実際作るきっかけとなった直行配列のbancouver40はchocfox cfxというキーキャップの1u(16.5mm x 16.5mm)専用品として販売されています。
chocfox cfxシリーズには1.25u, 1.5u, 1.75u, 2u, 2.25uもあるので、これらを利用してbancouver40と同様にロウスタッガードの配列を作ることができそうですが17mmピッチでは不可能です(17mmピッチよりすこし大きくすれば作れると思います)。
そこで今回は(というかここ最近は毎回キーキャップも作っていますが…)、17mmピッチのロウスタッガードでも使用できるように専用サイズのキーキャップを作ります。
こちちらについては先日の記事に詳細をまとめましたので興味がありましたらご覧ください。
こちらのキーキャップで実際に装着して打鍵してみて次のような感想を持ちました。
天面サイズをもう少し小さくする
高さをもう少し増加させる
低すぎると押し込んだ時に天面エッジと指が触れることがある
裾(スカート?)部分を足してキースイッチの軸がもう少し隠れるように
天面のスクープ(窪み)をもう少し深くする
これらの修正は、打鍵感の向上を目的としたChoc v2互換の基板(+ケース)を作成する際に一緒に作り直す予定です。
自作のシリコン製ゴム脚について
ゴム脚については結構前から不満があって、よくある半球状のゴム脚があまり好みではありません。自分としては昔のMacbook proや現在のapple magic keyboardで使われているような底面がフラットで横から見るとやや台形型になっている形状が好みです。サイズは大きすぎない8mm径だとベストです。
ただ、この条件で既製品を探しても見つけることはできません。メーカー製ラップトップの交換用部品で近いものがあったりしましたが、帯に短し襷に流しという感じで、ピッタリくるものを探すのを諦めました。

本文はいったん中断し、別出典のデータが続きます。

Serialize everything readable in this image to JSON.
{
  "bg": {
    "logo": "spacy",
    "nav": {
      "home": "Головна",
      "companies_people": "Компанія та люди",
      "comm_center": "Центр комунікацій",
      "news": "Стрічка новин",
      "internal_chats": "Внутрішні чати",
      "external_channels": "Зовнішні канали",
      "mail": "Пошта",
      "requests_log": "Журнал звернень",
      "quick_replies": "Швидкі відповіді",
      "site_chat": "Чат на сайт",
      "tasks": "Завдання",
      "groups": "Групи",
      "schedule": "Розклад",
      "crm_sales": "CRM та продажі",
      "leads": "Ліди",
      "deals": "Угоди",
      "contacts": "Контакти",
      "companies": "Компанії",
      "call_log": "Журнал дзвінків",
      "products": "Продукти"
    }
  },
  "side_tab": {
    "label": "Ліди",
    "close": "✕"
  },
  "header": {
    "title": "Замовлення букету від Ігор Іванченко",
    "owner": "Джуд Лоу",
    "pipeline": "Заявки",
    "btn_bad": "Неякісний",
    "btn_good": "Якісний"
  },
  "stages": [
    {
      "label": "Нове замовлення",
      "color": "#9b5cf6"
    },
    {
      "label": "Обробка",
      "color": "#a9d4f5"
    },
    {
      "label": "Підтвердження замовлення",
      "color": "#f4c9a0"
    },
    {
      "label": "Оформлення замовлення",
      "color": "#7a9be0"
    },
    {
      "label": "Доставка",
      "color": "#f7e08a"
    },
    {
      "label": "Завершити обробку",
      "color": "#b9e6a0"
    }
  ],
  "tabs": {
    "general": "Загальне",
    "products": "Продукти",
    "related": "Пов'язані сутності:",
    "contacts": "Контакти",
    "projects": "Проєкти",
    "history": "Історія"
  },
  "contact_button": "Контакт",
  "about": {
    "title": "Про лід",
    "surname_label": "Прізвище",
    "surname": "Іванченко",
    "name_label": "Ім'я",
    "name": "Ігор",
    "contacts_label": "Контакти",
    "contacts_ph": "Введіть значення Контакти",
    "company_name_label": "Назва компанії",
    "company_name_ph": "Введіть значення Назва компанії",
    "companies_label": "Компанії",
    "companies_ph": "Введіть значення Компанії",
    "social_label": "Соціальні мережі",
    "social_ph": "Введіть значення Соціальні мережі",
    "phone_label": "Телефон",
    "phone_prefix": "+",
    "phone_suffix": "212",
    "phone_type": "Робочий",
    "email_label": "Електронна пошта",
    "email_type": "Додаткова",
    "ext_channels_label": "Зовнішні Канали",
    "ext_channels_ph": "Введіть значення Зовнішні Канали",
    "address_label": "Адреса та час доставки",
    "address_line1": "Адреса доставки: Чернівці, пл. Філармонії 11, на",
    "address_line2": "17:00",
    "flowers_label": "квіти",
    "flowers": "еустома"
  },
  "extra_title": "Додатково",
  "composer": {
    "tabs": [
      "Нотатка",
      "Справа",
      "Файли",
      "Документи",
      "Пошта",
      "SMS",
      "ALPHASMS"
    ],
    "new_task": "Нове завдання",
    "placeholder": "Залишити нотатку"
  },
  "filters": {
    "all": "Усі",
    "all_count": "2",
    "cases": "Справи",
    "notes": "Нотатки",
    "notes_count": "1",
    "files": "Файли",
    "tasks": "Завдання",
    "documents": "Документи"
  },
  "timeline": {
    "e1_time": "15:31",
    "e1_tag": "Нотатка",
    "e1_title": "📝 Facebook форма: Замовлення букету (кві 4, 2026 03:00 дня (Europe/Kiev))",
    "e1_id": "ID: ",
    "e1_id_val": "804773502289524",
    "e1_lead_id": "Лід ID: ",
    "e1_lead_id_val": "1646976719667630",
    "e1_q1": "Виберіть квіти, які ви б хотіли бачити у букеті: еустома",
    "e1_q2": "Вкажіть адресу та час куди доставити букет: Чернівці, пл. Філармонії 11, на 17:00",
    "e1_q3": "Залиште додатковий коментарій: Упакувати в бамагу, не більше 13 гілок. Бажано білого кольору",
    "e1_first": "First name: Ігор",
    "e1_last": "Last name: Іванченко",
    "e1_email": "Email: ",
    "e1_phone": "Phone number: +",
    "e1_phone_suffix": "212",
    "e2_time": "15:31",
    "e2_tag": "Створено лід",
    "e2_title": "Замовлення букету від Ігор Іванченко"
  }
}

こんな経緯があってオリジナルのゴム脚が作りたいなぁなんて妄想をしていた訳ですが、さすがにゴムを成型する自作技術もなく実現することなく眠らせていました。
そんなこんなで今回のキーボードを作るにあたりオリジナルキーキャップを作っていた訳ですが、この時利用したシリコンを成型してゴム脚に利用できることに気づきました。
手順としては
1. 3Dプリントで凸型のゴム脚形状を作成
2. 凹型のシリコン型を作る
3. シリコンを流しこんでゴム脚を作る
シリコンを流し込んだ後は、ゴム脚に設計以上の厚みが出ないように板を押し付けて硬化させました。
色は硬化剤を混ぜる前のシリコンにアクリルガッシュをほんの少し混ぜることで着色できました。
シリコン製ということもあり、これまで利用してきた市販のゴム脚より柔らかくショックを吸収してくれる感じが強いです。
使用するシリコンでも硬度が違うのでこの辺りも実験してみたいところです◎
狭ピッチキーボードを使ってみて
これまで19mmピッチ(MacBook Pro)や19.05mmピッチ(自作)のキーボードしか使ったことがなく、狭ピッチは窮屈かもと予想していたました。
が、実際完成したキーボードを打鍵してみると思った以上に自分の手にフィットし、通常ピッチからの移行コストがゼロで驚きました。
自分は成人男性の一般的な手のサイズですが特に窮屈さを感じることもなく、当初は持ち運び用に考えていた今回のキーボードがメイン機に昇格しそうです。何より小さくてかわいいのが良いです◎
また今回は打鍵感にそんなにこだわらなかったわけですが、今現在すでに後継としてガスケットマウントバージョンを製作中です。
キーキャップのデザインも一新する予定ですので完成しましたらまた記事をまとめます。